Kein Zweifel kann nunmehr auch darin bestehen, dass § 11 eine echte Ermächtigungsgrundlage für die Verarbeitung personenbezogene Daten darstellt. Damit wird auch klargestellt, dass die Verarbeitung personenbezogener Daten zulässig ist, wenn die Voraussetzungen des § 11 vorliegen und dies wird auch nicht dadurch eingeschränkt oder ausgehebelt, dass nach § 4 die datenverarbeitende Stelle den Grundsatz der Datenvermeidung und Datensparsamkeit zu beachten hat.
So verstanden ist meine in der 1. Lesung geäußerte Befürchtung, dass die Begriffe der Datensparsamkeit und Datenvermeidung möglicherweise nicht hinreichend konkret seien, um den datenverarbeitenden Behörden Rechtssicherheit zu geben, nicht länger von Belang.
Meine Fraktion hat in der Gesetzesberatung selbstverständlich auch darauf geachtet, ob den Belangen der Inneren Sicherheit hinreichend Rechnung getragen wird. Tatsächlich sind in dem heute zu verabschiedenden Gesetzentwurf eine Reihe von Ausnahmebestimmungen vorgesehen. So gilt das Einsichtsrecht in das Meldeverzeichnis des Landesdatenschutzbeauftragten nach § 7 nicht für Verfahren, die nach dem Landesverfassungsschutzgesetz geführt werden, die der Gefahrenabwehr, der Strafverfolgung oder der Steuerfahndung dienen. Die die Verarbeitung personenbezogener Daten einschränkenden Regelungen des § 11 Absatz 3 und 4 finden keine Anwendung, wenn die Datenverarbeitung durch die Verfassungsschutzbehörde zur Erfüllung ihrer Aufgaben erfolgt, der Gefahrenabwehr, der Steuerverfolgung oder der Steuerfahndung dient. Von der Aufklärungs- und Benachrichtigungspflicht nach § 26 sind ausgenommen die Verfassungsschutzbehörden, die Behörden der Staatsanwaltschaft, der Polizei, die Gefahrenabwehrbehörden und die Landesfinanzverwaltungen. Die nach § 27 vorgesehene Auskunft an Betroffene unterbleibt unter anderem, wenn dadurch die Erfüllung der Aufgaben der datenverarbeitenden Stelle oder die öffentliche Sicherheit gefährdet würde, beziehungsweise dem Wohle des Bundes oder eines Landes schwere Nachteile entstehen würden. In der Anhörung ist daher auch nicht vorgetragen worden, dass dieser Gesetzentwurf Bestimmungen enthalten würde, der die Arbeit der für die Innere Sicherheit unseres Landes zuständigen Stellen unverhältnismäßig bzw. unangemessen beeinträchtigen würde.

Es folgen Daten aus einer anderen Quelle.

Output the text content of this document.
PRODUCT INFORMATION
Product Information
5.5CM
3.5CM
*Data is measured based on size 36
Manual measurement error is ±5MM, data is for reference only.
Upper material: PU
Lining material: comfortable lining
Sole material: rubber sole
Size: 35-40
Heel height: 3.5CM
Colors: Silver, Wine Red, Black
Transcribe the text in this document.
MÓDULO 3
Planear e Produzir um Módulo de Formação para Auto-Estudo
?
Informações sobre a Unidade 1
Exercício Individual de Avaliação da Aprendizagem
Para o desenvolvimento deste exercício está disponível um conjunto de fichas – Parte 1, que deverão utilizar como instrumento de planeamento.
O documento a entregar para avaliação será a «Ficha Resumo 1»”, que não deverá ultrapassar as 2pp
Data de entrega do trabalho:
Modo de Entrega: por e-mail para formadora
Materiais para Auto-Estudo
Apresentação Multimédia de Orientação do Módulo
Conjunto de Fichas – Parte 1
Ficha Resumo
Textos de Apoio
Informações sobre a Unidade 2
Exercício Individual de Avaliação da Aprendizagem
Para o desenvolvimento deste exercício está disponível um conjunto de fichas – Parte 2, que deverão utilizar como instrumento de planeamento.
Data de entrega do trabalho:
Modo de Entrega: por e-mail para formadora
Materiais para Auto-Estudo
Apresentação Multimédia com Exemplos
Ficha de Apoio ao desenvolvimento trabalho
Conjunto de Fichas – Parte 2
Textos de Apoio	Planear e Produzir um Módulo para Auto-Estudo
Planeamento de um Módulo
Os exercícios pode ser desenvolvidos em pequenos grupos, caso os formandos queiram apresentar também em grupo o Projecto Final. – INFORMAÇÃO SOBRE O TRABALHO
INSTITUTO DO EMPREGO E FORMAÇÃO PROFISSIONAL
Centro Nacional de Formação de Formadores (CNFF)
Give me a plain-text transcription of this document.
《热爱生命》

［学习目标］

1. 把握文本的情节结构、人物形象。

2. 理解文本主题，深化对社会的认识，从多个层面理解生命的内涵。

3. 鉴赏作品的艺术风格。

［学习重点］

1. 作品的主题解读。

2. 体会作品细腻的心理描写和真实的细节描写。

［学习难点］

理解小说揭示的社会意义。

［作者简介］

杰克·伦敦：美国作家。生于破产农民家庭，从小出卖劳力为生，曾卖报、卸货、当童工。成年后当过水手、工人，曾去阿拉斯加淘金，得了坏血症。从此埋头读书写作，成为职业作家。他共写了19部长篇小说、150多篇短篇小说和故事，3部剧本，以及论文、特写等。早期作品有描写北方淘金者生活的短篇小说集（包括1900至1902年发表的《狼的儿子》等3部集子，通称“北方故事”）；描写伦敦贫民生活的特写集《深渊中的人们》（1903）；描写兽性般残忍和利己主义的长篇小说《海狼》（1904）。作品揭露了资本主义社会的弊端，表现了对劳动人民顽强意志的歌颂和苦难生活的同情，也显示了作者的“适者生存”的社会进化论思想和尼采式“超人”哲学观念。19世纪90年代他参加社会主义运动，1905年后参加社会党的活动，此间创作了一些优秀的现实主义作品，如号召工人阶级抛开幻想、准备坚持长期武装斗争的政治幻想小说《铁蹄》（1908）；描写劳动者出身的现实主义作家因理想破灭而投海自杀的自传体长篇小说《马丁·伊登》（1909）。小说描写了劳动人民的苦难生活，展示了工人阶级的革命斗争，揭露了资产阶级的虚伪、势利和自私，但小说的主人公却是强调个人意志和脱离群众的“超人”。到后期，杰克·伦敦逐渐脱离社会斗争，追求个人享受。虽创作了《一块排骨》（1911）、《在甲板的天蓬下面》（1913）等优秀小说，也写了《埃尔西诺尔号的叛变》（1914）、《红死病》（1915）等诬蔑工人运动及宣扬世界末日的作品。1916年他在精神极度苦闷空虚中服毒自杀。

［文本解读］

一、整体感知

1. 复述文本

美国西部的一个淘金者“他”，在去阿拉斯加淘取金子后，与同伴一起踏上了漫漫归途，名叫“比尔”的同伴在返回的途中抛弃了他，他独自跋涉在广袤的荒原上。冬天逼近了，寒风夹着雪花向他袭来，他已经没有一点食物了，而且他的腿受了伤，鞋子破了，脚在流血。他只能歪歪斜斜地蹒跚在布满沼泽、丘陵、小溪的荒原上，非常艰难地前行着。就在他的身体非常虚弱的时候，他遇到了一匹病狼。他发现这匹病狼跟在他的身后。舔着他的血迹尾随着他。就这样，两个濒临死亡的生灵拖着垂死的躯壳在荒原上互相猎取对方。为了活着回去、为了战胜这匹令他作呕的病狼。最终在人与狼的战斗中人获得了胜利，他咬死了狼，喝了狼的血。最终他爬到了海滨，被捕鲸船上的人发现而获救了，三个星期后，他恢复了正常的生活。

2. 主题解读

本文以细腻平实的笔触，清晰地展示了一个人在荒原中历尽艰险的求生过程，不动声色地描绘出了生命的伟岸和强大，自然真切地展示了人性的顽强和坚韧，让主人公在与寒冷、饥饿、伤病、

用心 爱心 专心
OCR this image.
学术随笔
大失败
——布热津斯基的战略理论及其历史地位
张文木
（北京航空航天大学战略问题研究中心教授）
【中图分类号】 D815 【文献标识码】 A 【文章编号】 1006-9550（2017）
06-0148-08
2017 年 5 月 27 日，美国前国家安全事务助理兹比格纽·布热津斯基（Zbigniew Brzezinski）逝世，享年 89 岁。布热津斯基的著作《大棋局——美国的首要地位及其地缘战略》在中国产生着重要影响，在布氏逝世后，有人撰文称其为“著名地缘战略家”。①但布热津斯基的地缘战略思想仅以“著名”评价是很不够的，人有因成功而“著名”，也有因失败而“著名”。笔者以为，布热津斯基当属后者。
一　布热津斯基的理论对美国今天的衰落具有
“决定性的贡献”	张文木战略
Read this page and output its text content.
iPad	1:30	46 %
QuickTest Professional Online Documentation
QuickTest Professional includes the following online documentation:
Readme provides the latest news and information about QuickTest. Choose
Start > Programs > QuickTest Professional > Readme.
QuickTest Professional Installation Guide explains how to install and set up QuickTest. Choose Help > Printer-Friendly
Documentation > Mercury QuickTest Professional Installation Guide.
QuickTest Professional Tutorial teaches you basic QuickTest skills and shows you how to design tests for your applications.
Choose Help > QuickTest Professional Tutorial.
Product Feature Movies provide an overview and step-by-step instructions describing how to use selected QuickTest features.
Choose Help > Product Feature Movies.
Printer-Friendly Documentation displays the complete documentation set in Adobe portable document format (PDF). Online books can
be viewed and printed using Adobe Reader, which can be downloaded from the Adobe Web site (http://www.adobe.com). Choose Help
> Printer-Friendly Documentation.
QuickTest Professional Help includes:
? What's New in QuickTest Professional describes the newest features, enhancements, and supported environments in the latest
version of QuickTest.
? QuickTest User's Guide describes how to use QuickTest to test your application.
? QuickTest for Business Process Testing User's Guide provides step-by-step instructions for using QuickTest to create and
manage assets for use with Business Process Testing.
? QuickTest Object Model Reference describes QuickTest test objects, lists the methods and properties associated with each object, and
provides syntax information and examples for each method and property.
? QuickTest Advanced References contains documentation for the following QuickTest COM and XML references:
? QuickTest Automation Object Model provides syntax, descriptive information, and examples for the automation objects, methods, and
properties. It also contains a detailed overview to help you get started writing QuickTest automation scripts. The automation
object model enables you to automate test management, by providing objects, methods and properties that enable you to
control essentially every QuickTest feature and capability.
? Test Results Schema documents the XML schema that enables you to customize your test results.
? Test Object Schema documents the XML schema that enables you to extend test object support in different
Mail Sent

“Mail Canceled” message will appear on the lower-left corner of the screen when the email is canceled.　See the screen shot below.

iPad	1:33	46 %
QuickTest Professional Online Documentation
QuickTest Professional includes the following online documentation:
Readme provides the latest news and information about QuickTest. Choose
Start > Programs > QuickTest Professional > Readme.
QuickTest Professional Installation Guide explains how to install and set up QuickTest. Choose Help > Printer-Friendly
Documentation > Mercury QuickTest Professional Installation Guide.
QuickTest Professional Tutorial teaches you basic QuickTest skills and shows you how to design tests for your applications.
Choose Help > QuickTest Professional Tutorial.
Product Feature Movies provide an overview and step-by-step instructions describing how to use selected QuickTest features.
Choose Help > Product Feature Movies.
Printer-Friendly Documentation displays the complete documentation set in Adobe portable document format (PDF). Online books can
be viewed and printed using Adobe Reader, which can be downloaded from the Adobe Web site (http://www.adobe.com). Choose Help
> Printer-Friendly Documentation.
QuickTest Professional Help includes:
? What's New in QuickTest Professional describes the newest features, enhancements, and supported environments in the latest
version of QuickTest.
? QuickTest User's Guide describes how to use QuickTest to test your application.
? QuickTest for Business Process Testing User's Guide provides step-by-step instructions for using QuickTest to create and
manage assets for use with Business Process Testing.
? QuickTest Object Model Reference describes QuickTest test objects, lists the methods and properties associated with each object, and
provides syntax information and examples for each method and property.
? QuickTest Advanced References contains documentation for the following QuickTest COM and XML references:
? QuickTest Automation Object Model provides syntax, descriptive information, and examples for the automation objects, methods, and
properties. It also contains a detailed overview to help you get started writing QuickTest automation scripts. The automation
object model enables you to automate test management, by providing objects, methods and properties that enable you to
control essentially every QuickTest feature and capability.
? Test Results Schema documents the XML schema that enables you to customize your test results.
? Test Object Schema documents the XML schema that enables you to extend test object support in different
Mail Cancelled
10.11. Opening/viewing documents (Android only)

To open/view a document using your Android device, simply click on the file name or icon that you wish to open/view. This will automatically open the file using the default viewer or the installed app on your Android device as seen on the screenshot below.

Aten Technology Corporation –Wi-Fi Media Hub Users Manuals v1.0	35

Auch der Datenschutz ist keine rechtlich statische Materie. Die Debatte wird weitergehen. Heute jedoch können wir feststellen, dass wir in der Umsetzung der EU- Datenschutzrichtlinie sowohl dem Bund auch als auch anderen Bundesländern ein gutes Stück voraus sind. Dass es möglich war, ein solches Ergebnis fraktionsübergreifend auch in einer Zeit zu erzielen, die bereits durch den Landtagswahlkampf geprägt ist, kann uns allen auch ein Stück Anlass zur Zufriedenheit geben.